Peux-tu mieux nous expliquer ce processus de désubjectivisation ?
M.B. : Je vais prendre un exemple. Je ne suis pas entré dans la résistance en Argentine pour « faire de la politique », mais parce que j’étais un hippy qui jouait de la batterie, que je faisais du théâtre, que j’aimais la vie et que, quand on aimait la vie, il fallait résister au fascisme… Et chacun résistait à sa façon. Moi, comme je suis quelqu’un d’assez méthodique, le jour où je suis arrivé à la conclusion qu’il fallait une branche armée, j’ai décidé d’en faire partie. Je ne suis donc pas devenu un combattant par amour de la politique, mais par un dégoût total, pasolinien, de la politique…
Dans ce combat, j’ai perdu tout le monde, avec la charge supplémentaire que j’étais le premier – parmi ma femme, mon frère, les amis les plus proches… – à avoir dit, à un moment donné, qu’il fallait entrer dans la résistance.
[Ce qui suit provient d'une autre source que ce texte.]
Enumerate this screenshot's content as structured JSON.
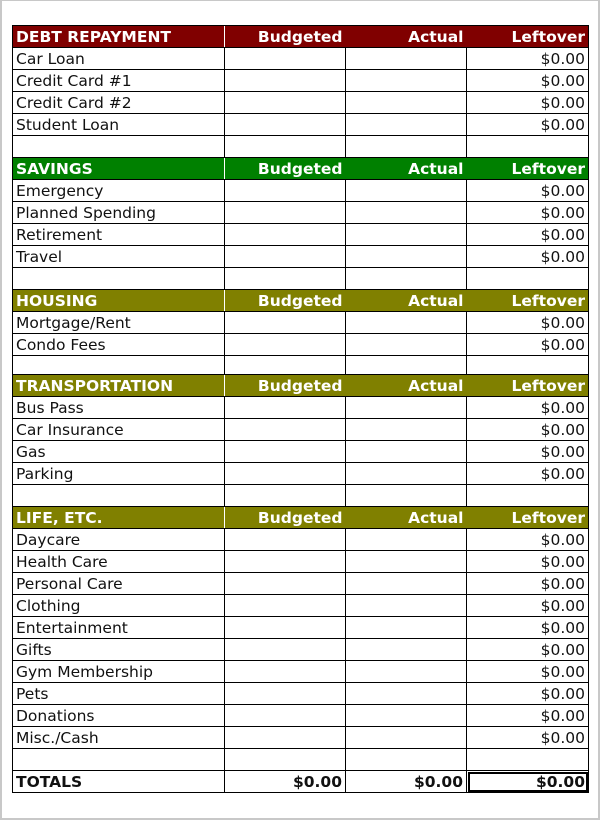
{
  "columns": [
    "Budgeted",
    "Actual",
    "Leftover"
  ],
  "colors": {
    "debt": "#800000",
    "savings": "#008000",
    "housing": "#808000",
    "transportation": "#808000",
    "life": "#808000"
  },
  "sections": [
    {
      "title": "DEBT REPAYMENT",
      "items": [
        {
          "label": "Car Loan",
          "budgeted": "",
          "actual": "",
          "leftover": "$0.00"
        },
        {
          "label": "Credit Card #1",
          "budgeted": "",
          "actual": "",
          "leftover": "$0.00"
        },
        {
          "label": "Credit Card #2",
          "budgeted": "",
          "actual": "",
          "leftover": "$0.00"
        },
        {
          "label": "Student Loan",
          "budgeted": "",
          "actual": "",
          "leftover": "$0.00"
        }
      ]
    },
    {
      "title": "SAVINGS",
      "items": [
        {
          "label": "Emergency",
          "budgeted": "",
          "actual": "",
          "leftover": "$0.00"
        },
        {
          "label": "Planned Spending",
          "budgeted": "",
          "actual": "",
          "leftover": "$0.00"
        },
        {
          "label": "Retirement",
          "budgeted": "",
          "actual": "",
          "leftover": "$0.00"
        },
        {
          "label": "Travel",
          "budgeted": "",
          "actual": "",
          "leftover": "$0.00"
        }
      ]
    },
    {
      "title": "HOUSING",
      "items": [
        {
          "label": "Mortgage/Rent",
          "budgeted": "",
          "actual": "",
          "leftover": "$0.00"
        },
        {
          "label": "Condo Fees",
          "budgeted": "",
          "actual": "",
          "leftover": "$0.00"
        }
      ]
    },
    {
      "title": "TRANSPORTATION",
      "items": [
        {
          "label": "Bus Pass",
          "budgeted": "",
          "actual": "",
          "leftover": "$0.00"
        },
        {
          "label": "Car Insurance",
          "budgeted": "",
          "actual": "",
          "leftover": "$0.00"
        },
        {
          "label": "Gas",
          "budgeted": "",
          "actual": "",
          "leftover": "$0.00"
        },
        {
          "label": "Parking",
          "budgeted": "",
          "actual": "",
          "leftover": "$0.00"
        }
      ]
    },
    {
      "title": "LIFE, ETC.",
      "items": [
        {
          "label": "Daycare",
          "budgeted": "",
          "actual": "",
          "leftover": "$0.00"
        },
        {
          "label": "Health Care",
          "budgeted": "",
          "actual": "",
          "leftover": "$0.00"
        },
        {
          "label": "Personal Care",
          "budgeted": "",
          "actual": "",
          "leftover": "$0.00"
        },
        {
          "label": "Clothing",
          "budgeted": "",
          "actual": "",
          "leftover": "$0.00"
        },
        {
          "label": "Entertainment",
          "budgeted": "",
          "actual": "",
          "leftover": "$0.00"
        },
        {
          "label": "Gifts",
          "budgeted": "",
          "actual": "",
          "leftover": "$0.00"
        },
        {
          "label": "Gym Membership",
          "budgeted": "",
          "actual": "",
          "leftover": "$0.00"
        },
        {
          "label": "Pets",
          "budgeted": "",
          "actual": "",
          "leftover": "$0.00"
        },
        {
          "label": "Donations",
          "budgeted": "",
          "actual": "",
          "leftover": "$0.00"
        },
        {
          "label": "Misc./Cash",
          "budgeted": "",
          "actual": "",
          "leftover": "$0.00"
        }
      ]
    }
  ],
  "totals": {
    "label": "TOTALS",
    "budgeted": "$0.00",
    "actual": "$0.00",
    "leftover": "$0.00"
  }
}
Parmi tous ceux qui m’ont suivi, il n’y a aucun survivant, sauf moi. Et les gens – les fascistes, les militaires, mais aussi les partis de gauche – ne comprenaient pas pourquoi on prenait ce risque-là. La désubjectivation, c’est exactement cela : pouvoir prendre des risques considérables pour des choses qui ne te regardent pas en tant que sujet ; là, tu participes de quelque chose dans laquelle tu acceptes de te dissoudre, au nom de quelque chose d’autre. Deleuze dit : « Plus on agit au nom du moi, moins on agit en son propre nom ».
Dans l’amour, c’est plus difficile à comprendre : on croit qu’on y agit en tant que sujet, avec un autre sujet. Or, l’amour est ce qu’il y a de moins intersubjectif au monde. Dans l’amour tel qu’Héloïse le décrit, c’est comme si, à travers chaque amant, l’amour s’aimait. Dans un état amoureux de ce type, au lieu de dire « Je suis au plus près de moi », il vaudrait mieux dire : « Cet état me met au plus loin de moi ».
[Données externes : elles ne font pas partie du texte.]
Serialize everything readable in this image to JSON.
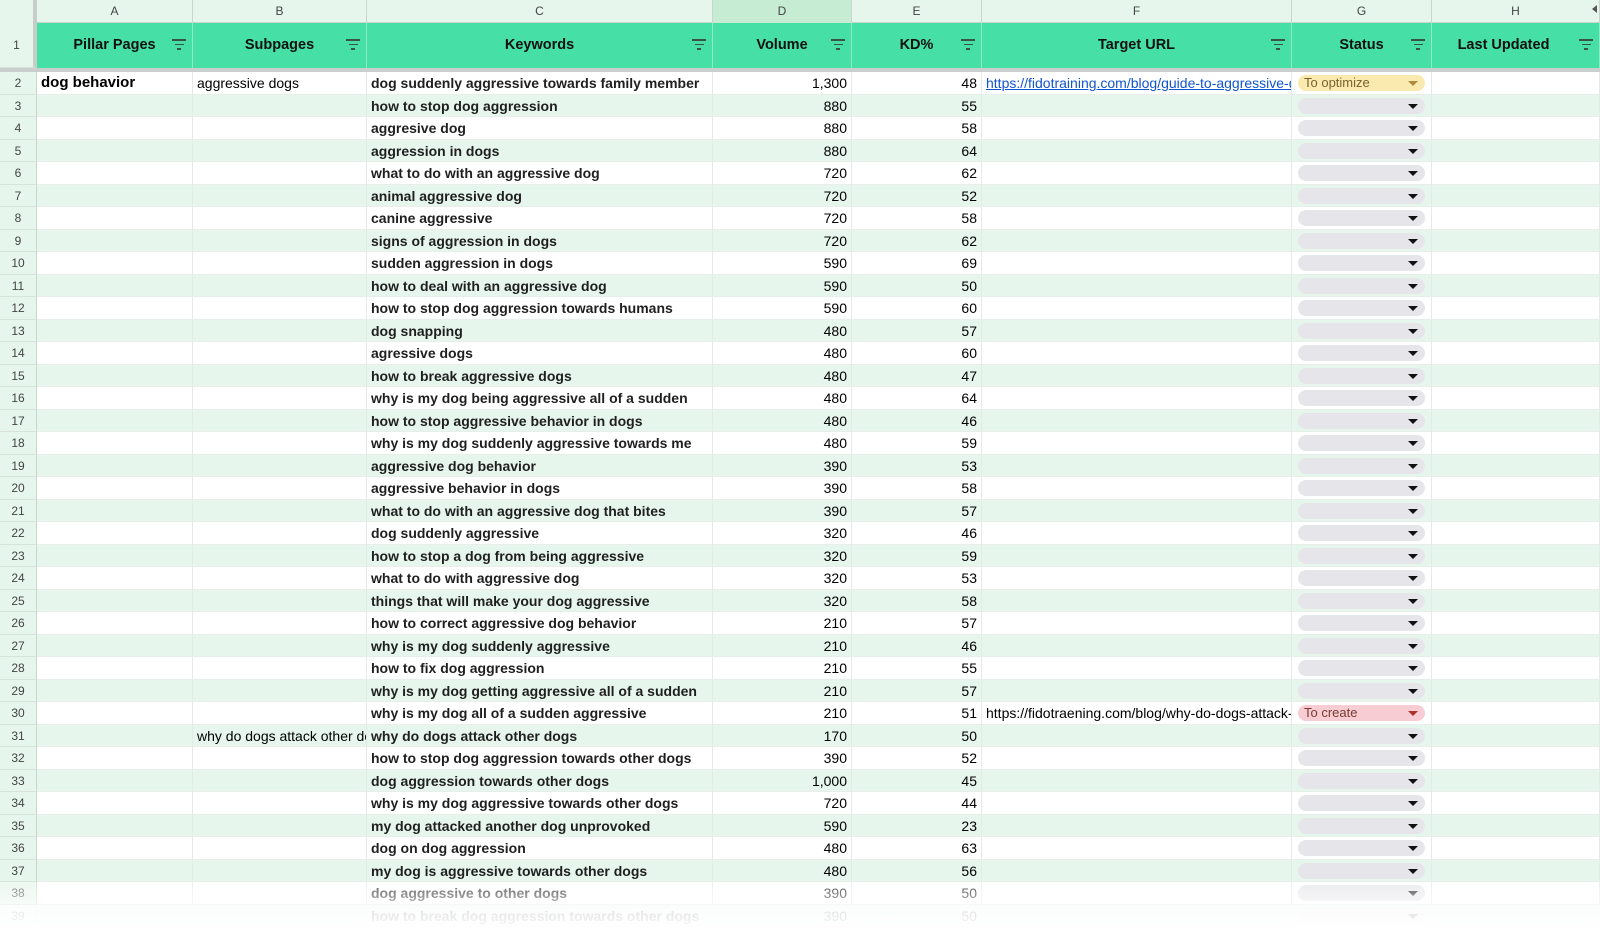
{
  "column_letters": [
    "A",
    "B",
    "C",
    "D",
    "E",
    "F",
    "G",
    "H"
  ],
  "selected_column": "D",
  "header_row": {
    "row_number": "1",
    "pillar_pages": "Pillar Pages",
    "subpages": "Subpages",
    "keywords": "Keywords",
    "volume": "Volume",
    "kd": "KD%",
    "target_url": "Target URL",
    "status": "Status",
    "last_updated": "Last Updated"
  },
  "colors": {
    "header_bg": "#46e0a6",
    "band_bg": "#e6f6ec",
    "link": "#1155cc",
    "status_to_optimize": "#fbeab0",
    "status_to_create": "#f7cdd3",
    "status_empty": "#e6e6ea"
  },
  "rows": [
    {
      "n": "2",
      "pillar": "dog behavior",
      "sub": "aggressive dogs",
      "kw": "dog suddenly aggressive towards family member",
      "vol": "1,300",
      "kd": "48",
      "url": "https://fidotraining.com/blog/guide-to-aggressive-dogs",
      "url_link": true,
      "status": "To optimize"
    },
    {
      "n": "3",
      "pillar": "",
      "sub": "",
      "kw": "how to stop dog aggression",
      "vol": "880",
      "kd": "55",
      "url": "",
      "status": ""
    },
    {
      "n": "4",
      "pillar": "",
      "sub": "",
      "kw": "aggresive dog",
      "vol": "880",
      "kd": "58",
      "url": "",
      "status": ""
    },
    {
      "n": "5",
      "pillar": "",
      "sub": "",
      "kw": "aggression in dogs",
      "vol": "880",
      "kd": "64",
      "url": "",
      "status": ""
    },
    {
      "n": "6",
      "pillar": "",
      "sub": "",
      "kw": "what to do with an aggressive dog",
      "vol": "720",
      "kd": "62",
      "url": "",
      "status": ""
    },
    {
      "n": "7",
      "pillar": "",
      "sub": "",
      "kw": "animal aggressive dog",
      "vol": "720",
      "kd": "52",
      "url": "",
      "status": ""
    },
    {
      "n": "8",
      "pillar": "",
      "sub": "",
      "kw": "canine aggressive",
      "vol": "720",
      "kd": "58",
      "url": "",
      "status": ""
    },
    {
      "n": "9",
      "pillar": "",
      "sub": "",
      "kw": "signs of aggression in dogs",
      "vol": "720",
      "kd": "62",
      "url": "",
      "status": ""
    },
    {
      "n": "10",
      "pillar": "",
      "sub": "",
      "kw": "sudden aggression in dogs",
      "vol": "590",
      "kd": "69",
      "url": "",
      "status": ""
    },
    {
      "n": "11",
      "pillar": "",
      "sub": "",
      "kw": "how to deal with an aggressive dog",
      "vol": "590",
      "kd": "50",
      "url": "",
      "status": ""
    },
    {
      "n": "12",
      "pillar": "",
      "sub": "",
      "kw": "how to stop dog aggression towards humans",
      "vol": "590",
      "kd": "60",
      "url": "",
      "status": ""
    },
    {
      "n": "13",
      "pillar": "",
      "sub": "",
      "kw": "dog snapping",
      "vol": "480",
      "kd": "57",
      "url": "",
      "status": ""
    },
    {
      "n": "14",
      "pillar": "",
      "sub": "",
      "kw": "agressive dogs",
      "vol": "480",
      "kd": "60",
      "url": "",
      "status": ""
    },
    {
      "n": "15",
      "pillar": "",
      "sub": "",
      "kw": "how to break aggressive dogs",
      "vol": "480",
      "kd": "47",
      "url": "",
      "status": ""
    },
    {
      "n": "16",
      "pillar": "",
      "sub": "",
      "kw": "why is my dog being aggressive all of a sudden",
      "vol": "480",
      "kd": "64",
      "url": "",
      "status": ""
    },
    {
      "n": "17",
      "pillar": "",
      "sub": "",
      "kw": "how to stop aggressive behavior in dogs",
      "vol": "480",
      "kd": "46",
      "url": "",
      "status": ""
    },
    {
      "n": "18",
      "pillar": "",
      "sub": "",
      "kw": "why is my dog suddenly aggressive towards me",
      "vol": "480",
      "kd": "59",
      "url": "",
      "status": ""
    },
    {
      "n": "19",
      "pillar": "",
      "sub": "",
      "kw": "aggressive dog behavior",
      "vol": "390",
      "kd": "53",
      "url": "",
      "status": ""
    },
    {
      "n": "20",
      "pillar": "",
      "sub": "",
      "kw": "aggressive behavior in dogs",
      "vol": "390",
      "kd": "58",
      "url": "",
      "status": ""
    },
    {
      "n": "21",
      "pillar": "",
      "sub": "",
      "kw": "what to do with an aggressive dog that bites",
      "vol": "390",
      "kd": "57",
      "url": "",
      "status": ""
    },
    {
      "n": "22",
      "pillar": "",
      "sub": "",
      "kw": "dog suddenly aggressive",
      "vol": "320",
      "kd": "46",
      "url": "",
      "status": ""
    },
    {
      "n": "23",
      "pillar": "",
      "sub": "",
      "kw": "how to stop a dog from being aggressive",
      "vol": "320",
      "kd": "59",
      "url": "",
      "status": ""
    },
    {
      "n": "24",
      "pillar": "",
      "sub": "",
      "kw": "what to do with aggressive dog",
      "vol": "320",
      "kd": "53",
      "url": "",
      "status": ""
    },
    {
      "n": "25",
      "pillar": "",
      "sub": "",
      "kw": "things that will make your dog aggressive",
      "vol": "320",
      "kd": "58",
      "url": "",
      "status": ""
    },
    {
      "n": "26",
      "pillar": "",
      "sub": "",
      "kw": "how to correct aggressive dog behavior",
      "vol": "210",
      "kd": "57",
      "url": "",
      "status": ""
    },
    {
      "n": "27",
      "pillar": "",
      "sub": "",
      "kw": "why is my dog suddenly aggressive",
      "vol": "210",
      "kd": "46",
      "url": "",
      "status": ""
    },
    {
      "n": "28",
      "pillar": "",
      "sub": "",
      "kw": "how to fix dog aggression",
      "vol": "210",
      "kd": "55",
      "url": "",
      "status": ""
    },
    {
      "n": "29",
      "pillar": "",
      "sub": "",
      "kw": "why is my dog getting aggressive all of a sudden",
      "vol": "210",
      "kd": "57",
      "url": "",
      "status": ""
    },
    {
      "n": "30",
      "pillar": "",
      "sub": "",
      "kw": "why is my dog all of a sudden aggressive",
      "vol": "210",
      "kd": "51",
      "url": "https://fidotraening.com/blog/why-do-dogs-attack-other-dogs",
      "url_link": false,
      "status": "To create"
    },
    {
      "n": "31",
      "pillar": "",
      "sub": "why do dogs attack other dogs",
      "kw": "why do dogs attack other dogs",
      "vol": "170",
      "kd": "50",
      "url": "",
      "status": ""
    },
    {
      "n": "32",
      "pillar": "",
      "sub": "",
      "kw": "how to stop dog aggression towards other dogs",
      "vol": "390",
      "kd": "52",
      "url": "",
      "status": ""
    },
    {
      "n": "33",
      "pillar": "",
      "sub": "",
      "kw": "dog aggression towards other dogs",
      "vol": "1,000",
      "kd": "45",
      "url": "",
      "status": ""
    },
    {
      "n": "34",
      "pillar": "",
      "sub": "",
      "kw": "why is my dog aggressive towards other dogs",
      "vol": "720",
      "kd": "44",
      "url": "",
      "status": ""
    },
    {
      "n": "35",
      "pillar": "",
      "sub": "",
      "kw": "my dog attacked another dog unprovoked",
      "vol": "590",
      "kd": "23",
      "url": "",
      "status": ""
    },
    {
      "n": "36",
      "pillar": "",
      "sub": "",
      "kw": "dog on dog aggression",
      "vol": "480",
      "kd": "63",
      "url": "",
      "status": ""
    },
    {
      "n": "37",
      "pillar": "",
      "sub": "",
      "kw": "my dog is aggressive towards other dogs",
      "vol": "480",
      "kd": "56",
      "url": "",
      "status": ""
    },
    {
      "n": "38",
      "pillar": "",
      "sub": "",
      "kw": "dog aggressive to other dogs",
      "vol": "390",
      "kd": "50",
      "url": "",
      "status": ""
    },
    {
      "n": "39",
      "pillar": "",
      "sub": "",
      "kw": "how to break dog aggression towards other dogs",
      "vol": "390",
      "kd": "50",
      "url": "",
      "status": ""
    }
  ]
}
Je suis convaincu que dans chaque couple qui s’aime, il y a tous les couples du monde et de l’histoire qui sont en train de s’aimer. C’est pour cela que l’amour, peut-être qu’il est joyeux au sens philosophique, mais pour qu’il soit léger, il faut se lever de bonne heure, car c’est quand même assez lourd !
Deleuze a écrit : « La vie n’est pas quelque chose de personnel ». Autrement dit, la vie consiste à être le plus possible dans des multiplicités… De même, l’art n’est pas quelque chose de personnel… Tout créateur, comme tout amant, est sur ce fil du rasoir : d’un côté, pour vivre cette passion-là, il doit s’absenter au maximum ; et, en même temps, c’est bien à travers lui qu’elle existe. Je crois que c’est sur ce fil du rasoir que tout se joue. C’est le propre de l’amour, de l’art, de la politique libertaire (c’est-à-dire la politique qui se préoccupe de la liberté et de la justice, et non pas de gérer des gens) et de la recherche scientifique : ces quatre devenirs où il y a de la passion, et où il y a des vérités…
Plutôt que de désubjectivation, ne s’agit-il pas de distinguer l’ego et le « je » ?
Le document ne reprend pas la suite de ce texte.